Asfia was named as the minister of state for economic and development affairs to the cabinet formed by Jamshid Amouzegar on 7 August 1977. Asfia continued to serve in different cabinet posts until 1979 when the Shah was removed from power. He also served as a board member of the royal organization of social welfare headed by Ashraf Pahlavi.

==Later years==
Asfia was arrested during the regime change in 1979 and was imprisoned for five years. He began to deal with computer programming after he was freed and joined the Zirakzadeh Science Foundation as one of its board members. The foundation was established by Ahmad Zirakzadeh, one of his polytechnic fellows, and dealt with the creation of science centers for children and youngsters. He developed a computer software used for the calculations of the astronomical objects which was designed for astronomers.

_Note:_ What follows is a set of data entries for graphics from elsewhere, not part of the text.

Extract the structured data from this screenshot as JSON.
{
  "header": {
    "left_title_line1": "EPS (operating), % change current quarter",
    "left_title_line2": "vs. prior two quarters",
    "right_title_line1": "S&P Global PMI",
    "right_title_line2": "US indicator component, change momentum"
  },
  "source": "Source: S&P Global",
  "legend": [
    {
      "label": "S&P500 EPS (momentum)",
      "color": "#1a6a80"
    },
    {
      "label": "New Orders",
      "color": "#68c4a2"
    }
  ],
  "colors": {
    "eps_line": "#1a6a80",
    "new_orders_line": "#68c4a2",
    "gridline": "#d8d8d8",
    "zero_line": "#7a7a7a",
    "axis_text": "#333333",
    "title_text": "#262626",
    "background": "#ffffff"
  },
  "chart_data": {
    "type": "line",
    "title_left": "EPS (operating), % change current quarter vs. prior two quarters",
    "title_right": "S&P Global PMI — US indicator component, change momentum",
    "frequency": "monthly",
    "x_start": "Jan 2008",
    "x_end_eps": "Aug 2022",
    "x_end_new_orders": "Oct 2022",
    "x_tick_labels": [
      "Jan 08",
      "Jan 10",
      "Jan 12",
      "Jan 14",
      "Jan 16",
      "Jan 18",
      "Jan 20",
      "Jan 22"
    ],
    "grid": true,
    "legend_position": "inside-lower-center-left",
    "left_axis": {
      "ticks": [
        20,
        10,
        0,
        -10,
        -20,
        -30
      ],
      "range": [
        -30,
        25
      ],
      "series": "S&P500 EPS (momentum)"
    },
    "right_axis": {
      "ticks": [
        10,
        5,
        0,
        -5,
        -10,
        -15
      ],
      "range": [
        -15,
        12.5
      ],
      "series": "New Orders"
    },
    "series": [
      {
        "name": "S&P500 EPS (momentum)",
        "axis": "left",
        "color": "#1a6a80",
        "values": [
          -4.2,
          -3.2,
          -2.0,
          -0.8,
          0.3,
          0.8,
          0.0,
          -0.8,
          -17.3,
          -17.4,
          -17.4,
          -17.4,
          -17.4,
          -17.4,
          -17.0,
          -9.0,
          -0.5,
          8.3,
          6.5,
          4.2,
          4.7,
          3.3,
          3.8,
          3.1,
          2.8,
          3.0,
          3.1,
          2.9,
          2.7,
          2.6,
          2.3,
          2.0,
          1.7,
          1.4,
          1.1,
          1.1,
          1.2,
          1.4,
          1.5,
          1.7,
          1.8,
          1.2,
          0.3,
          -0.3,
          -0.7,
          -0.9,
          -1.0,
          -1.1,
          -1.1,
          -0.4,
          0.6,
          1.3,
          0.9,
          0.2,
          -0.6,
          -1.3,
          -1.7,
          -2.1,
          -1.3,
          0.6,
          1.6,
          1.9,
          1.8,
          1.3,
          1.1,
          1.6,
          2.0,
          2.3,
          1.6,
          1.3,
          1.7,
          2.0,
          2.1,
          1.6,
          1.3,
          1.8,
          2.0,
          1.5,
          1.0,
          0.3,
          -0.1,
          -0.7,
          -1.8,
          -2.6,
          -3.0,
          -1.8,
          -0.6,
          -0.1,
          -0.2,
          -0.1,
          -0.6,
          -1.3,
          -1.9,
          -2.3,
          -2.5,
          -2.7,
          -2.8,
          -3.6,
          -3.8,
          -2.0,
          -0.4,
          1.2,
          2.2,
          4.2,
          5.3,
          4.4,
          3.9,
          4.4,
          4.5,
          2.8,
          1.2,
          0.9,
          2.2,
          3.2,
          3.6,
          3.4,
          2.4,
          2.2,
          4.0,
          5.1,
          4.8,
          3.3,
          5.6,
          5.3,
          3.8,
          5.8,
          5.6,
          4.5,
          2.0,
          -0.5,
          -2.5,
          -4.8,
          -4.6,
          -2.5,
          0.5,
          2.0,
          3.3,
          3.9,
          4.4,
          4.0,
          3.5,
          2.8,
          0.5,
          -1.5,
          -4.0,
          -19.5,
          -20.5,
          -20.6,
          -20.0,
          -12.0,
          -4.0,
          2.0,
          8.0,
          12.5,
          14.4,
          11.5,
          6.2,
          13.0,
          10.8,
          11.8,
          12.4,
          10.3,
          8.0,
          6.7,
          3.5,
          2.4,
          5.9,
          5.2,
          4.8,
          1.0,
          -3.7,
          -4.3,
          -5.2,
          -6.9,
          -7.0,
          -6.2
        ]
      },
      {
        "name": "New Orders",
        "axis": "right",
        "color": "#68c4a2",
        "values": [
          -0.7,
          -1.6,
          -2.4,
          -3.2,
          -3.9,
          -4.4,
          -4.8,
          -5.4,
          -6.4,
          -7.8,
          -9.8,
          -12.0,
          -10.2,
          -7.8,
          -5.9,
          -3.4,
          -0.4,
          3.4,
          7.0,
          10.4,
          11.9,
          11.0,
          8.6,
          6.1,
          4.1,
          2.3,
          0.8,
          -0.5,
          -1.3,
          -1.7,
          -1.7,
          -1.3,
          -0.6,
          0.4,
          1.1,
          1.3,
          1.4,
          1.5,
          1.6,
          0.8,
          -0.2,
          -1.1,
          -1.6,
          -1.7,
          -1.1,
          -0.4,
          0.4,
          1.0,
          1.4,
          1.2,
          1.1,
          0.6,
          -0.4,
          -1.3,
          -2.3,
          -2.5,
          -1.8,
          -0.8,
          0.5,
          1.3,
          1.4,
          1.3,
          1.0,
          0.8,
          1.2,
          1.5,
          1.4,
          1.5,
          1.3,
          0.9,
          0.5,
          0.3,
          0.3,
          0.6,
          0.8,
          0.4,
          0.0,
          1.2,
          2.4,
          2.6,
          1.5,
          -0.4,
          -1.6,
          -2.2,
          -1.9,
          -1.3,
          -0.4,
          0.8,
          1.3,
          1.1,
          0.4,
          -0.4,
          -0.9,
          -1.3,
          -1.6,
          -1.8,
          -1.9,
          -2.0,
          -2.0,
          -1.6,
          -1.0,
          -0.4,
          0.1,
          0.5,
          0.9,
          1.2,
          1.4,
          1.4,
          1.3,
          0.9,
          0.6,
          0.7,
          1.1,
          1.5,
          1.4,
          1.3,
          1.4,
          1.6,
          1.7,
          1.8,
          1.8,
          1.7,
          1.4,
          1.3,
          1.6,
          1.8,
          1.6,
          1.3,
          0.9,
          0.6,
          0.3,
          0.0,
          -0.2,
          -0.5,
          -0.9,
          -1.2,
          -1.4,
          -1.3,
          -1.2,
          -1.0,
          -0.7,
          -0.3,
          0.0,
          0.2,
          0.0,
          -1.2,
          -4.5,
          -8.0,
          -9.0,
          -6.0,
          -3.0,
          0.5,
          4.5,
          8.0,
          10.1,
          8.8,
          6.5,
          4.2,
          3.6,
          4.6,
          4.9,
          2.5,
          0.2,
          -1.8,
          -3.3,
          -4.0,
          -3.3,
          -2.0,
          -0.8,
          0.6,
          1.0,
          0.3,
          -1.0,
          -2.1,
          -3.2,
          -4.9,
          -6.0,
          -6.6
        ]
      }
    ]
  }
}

==Personal life and death==
Asfia was married and had three daughters. His wife died in October 2007. Their eldest daughter died in 2001. As of 2008 one of his daughters was living in Tehran and the other one in Paris. He died in Tehran on 11 April 2008.

==Awards==
Asfia was the recipient of the following French awards: Legion of Honour (rank of Commander) and of the Ordre national du Mérite (Grand Cross).